On le sait, Guy Nantel est l'un des rares humoristes du moment à pratiquer l'humour politique, un créneau anormalement déserté alors que l'actualité est plus que jamais florissante pour les amateurs du genre. Assez pour faire dire à Nantel: «Cette année, j'avais carrément l'impression que Jean Charest était scripteur sur mon gala».

Nantel peaufine depuis plusieurs années un personnage qui ressemble au Marcel de Yvon Deschamps, un homme borné qui lui permet de jouer sur les préjugés, en disant exactement le contraire de ce qu'il pense. La formule fonctionne encore, et Nantel va toujours plus loin dans l'autodérision, en pointant nos travers pas très glorieux. Et c'est en parlant des Glorieux qu'il nous a montré notre premier travers, en nous exposant le poids médiatique des nouvelles ayant le plus marqué le Québec cette année: au top cinq, que des nouvelles sur le Canadien de Montréal, alors qu'au Canada anglais, le séisme en Haïti ou la prorogation du parlement faisaient partie des préoccupations. «Je ne suis pas ben ben fier de vous autres» a-t-il dit, avec raison.

Nantel est un bon maître de cérémonie, généreux, ses textes sont intelligents sans sacrifier à l'humour.  Il aurait cependant avantage à s'entourer d'humoristes qui lui ressemblent sur son gala, ne serait-ce que pour faire plaisir à son public qui l'aime pour ce style. À moins qu'il ne fasse vraiment cavalier seul dans son genre, ce qui explique la présence d'humoristes qui n'ont pas tout à fait rapport dans son «Bilan Nantel». De tous les invités de la soirée, seul Boucar Diouf aura reçu une ovation vraiment sentie, et cela pour un numéro plus poétique que comique sur la langue «comestible», une longue tirade littéraire et culinaire bien écrite.
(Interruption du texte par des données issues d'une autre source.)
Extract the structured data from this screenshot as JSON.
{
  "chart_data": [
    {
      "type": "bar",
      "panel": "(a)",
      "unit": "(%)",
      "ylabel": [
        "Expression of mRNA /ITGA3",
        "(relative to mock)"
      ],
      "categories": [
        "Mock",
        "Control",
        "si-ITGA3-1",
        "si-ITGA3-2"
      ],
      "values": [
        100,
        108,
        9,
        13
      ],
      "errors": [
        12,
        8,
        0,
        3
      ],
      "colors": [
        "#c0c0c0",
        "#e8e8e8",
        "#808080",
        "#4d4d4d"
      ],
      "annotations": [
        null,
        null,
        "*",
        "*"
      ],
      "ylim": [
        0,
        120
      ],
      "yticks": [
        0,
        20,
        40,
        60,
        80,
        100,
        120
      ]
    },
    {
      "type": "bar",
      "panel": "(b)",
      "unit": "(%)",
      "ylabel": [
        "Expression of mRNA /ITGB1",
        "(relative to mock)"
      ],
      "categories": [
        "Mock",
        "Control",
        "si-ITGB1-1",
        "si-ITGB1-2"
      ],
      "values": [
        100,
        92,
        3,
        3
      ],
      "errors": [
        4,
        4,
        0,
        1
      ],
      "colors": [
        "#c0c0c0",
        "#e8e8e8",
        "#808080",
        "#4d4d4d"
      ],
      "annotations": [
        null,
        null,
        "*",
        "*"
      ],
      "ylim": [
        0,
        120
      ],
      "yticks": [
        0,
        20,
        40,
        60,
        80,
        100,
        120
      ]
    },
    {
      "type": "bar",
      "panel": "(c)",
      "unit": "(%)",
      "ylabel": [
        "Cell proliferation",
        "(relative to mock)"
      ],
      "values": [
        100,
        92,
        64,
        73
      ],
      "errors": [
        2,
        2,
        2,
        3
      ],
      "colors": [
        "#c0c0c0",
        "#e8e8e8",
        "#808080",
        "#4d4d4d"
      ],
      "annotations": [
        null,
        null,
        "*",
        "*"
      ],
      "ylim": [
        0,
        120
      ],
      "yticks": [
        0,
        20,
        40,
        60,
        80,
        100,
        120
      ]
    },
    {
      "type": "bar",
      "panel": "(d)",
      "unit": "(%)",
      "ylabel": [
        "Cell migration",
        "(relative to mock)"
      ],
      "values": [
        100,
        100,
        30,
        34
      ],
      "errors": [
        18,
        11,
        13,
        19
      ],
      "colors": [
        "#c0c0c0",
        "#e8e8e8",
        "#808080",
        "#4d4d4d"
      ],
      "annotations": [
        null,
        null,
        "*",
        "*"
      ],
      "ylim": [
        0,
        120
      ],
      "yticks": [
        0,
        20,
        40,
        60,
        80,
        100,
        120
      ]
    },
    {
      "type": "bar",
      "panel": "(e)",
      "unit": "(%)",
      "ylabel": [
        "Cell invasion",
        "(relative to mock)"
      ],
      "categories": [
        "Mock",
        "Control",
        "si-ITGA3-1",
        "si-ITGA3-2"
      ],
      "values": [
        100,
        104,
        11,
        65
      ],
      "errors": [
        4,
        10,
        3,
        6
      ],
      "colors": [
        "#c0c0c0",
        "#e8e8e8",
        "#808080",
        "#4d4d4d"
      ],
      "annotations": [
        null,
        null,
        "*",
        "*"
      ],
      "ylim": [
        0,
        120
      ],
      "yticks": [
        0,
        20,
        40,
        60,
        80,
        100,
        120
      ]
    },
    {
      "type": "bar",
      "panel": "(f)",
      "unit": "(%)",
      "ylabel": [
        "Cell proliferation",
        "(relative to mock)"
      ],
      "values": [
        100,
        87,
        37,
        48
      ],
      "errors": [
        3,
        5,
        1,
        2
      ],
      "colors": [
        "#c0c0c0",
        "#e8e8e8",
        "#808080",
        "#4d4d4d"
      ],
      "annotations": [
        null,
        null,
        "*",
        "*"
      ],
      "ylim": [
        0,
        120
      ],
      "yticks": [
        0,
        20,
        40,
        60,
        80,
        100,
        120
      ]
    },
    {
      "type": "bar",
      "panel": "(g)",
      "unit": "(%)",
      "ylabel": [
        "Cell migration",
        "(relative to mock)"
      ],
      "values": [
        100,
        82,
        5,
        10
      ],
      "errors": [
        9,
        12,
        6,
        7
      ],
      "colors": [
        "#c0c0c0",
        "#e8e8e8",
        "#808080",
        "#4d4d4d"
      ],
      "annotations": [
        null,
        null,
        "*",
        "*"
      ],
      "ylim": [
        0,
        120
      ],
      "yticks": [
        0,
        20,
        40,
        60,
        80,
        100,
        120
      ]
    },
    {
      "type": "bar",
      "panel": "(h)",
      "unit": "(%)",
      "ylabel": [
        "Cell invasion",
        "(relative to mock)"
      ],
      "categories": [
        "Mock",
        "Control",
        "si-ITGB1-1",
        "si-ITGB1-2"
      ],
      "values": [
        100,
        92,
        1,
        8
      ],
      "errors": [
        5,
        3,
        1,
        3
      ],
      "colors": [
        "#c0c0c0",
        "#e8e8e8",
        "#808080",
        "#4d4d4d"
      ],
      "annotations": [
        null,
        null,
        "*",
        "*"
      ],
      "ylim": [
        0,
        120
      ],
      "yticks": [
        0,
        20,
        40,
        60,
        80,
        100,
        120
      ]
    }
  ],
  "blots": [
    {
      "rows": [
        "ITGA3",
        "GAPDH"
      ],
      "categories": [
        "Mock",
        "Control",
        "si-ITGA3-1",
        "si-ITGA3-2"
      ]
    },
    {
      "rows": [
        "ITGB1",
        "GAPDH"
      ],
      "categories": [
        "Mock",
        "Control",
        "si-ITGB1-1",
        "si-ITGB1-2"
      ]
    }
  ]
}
La légèreté, sinon la vacuité, de certains invités, détonnait en comparaison de la consistance des textes de l'animateur. François Massicotte a jeté un regard très ordinaire sur les nouvelles sportives des derniers mois, tandis que Jean-Michel Anctil a présenté son numéro, vraiment faible, inspirée de sa visite chez la massothérapeute. Réal Béland et les Denis Drolet ont apporté leur touche d'absurde habituel, sans être particulièrement marquants. La visite surprise de Mike Ward en aura étonné plusieurs, avec un monologue sur le viagra, dans le ton cru qu'on lui connaît - et que connaît peut-être moins le public de Nantel. Du côté variété (il y en a toujours dans les galas), la présence de l'hypnotiseur Messmer a une fois de plus provoqué l'incrédulité. Il a réussi à manipuler un spectateur jusqu'à se qu'il se prenne pour Pauline Marois. On n'arrive toujours pas à y croire car si cela est vrai, c'est juste terrifiant!

Seuls Laurent Paquin et Eddy King semblaient dans le ton. Paquin, avec sa critique pertinente de l'information en continue. «Pour la météo, c'est vraiment nécessaire de me dire le temps qu'il a fait  AUJOURD'HUI? Mon grand-père est plus précis avec son genou qui lui fait mal!». Enfin King, dans son analyse du profilage racial dont il a déjà été victime. Sa chanson de secours pour amadouer les policiers lorsqu'il se fait arrêter en écoutant du rap au volant de sa voiture «trop belle pour sa couleur de peau», c'est Dégénération de Mes Aïeux... Quand toute l'assistance a entonné avec lui en coeur le refrain, c'était CQFD.

Le plus révélateur dans le gala de Nantel, ce sont ses vox-pop de culture général improvisés et enregistrés dans la rue. Il est allé cette fois interroger les étudiants de cégeps et d'universités qui lui reprochaient de rire des gens moins éduqués. Le résultat est consternant. Les répondants n'arrivent pas à situer où se déroulaient les Jeux de Vancouver (variante de la couleur du cheval blanc de Napoléon), ne savent pas si Québec est la capitale de la province, ni qui de Jean Charest ou Pauline Marois est le chef du Parti libéral ou du Parti québécois. À la question «Dans quel pays le Canada est-il en guerre?», un jeune homme répond: «L'islam».

Dans ces circonstances, on comprend mieux pourquoi Nantel est si seul à faire de l'humour à contenu!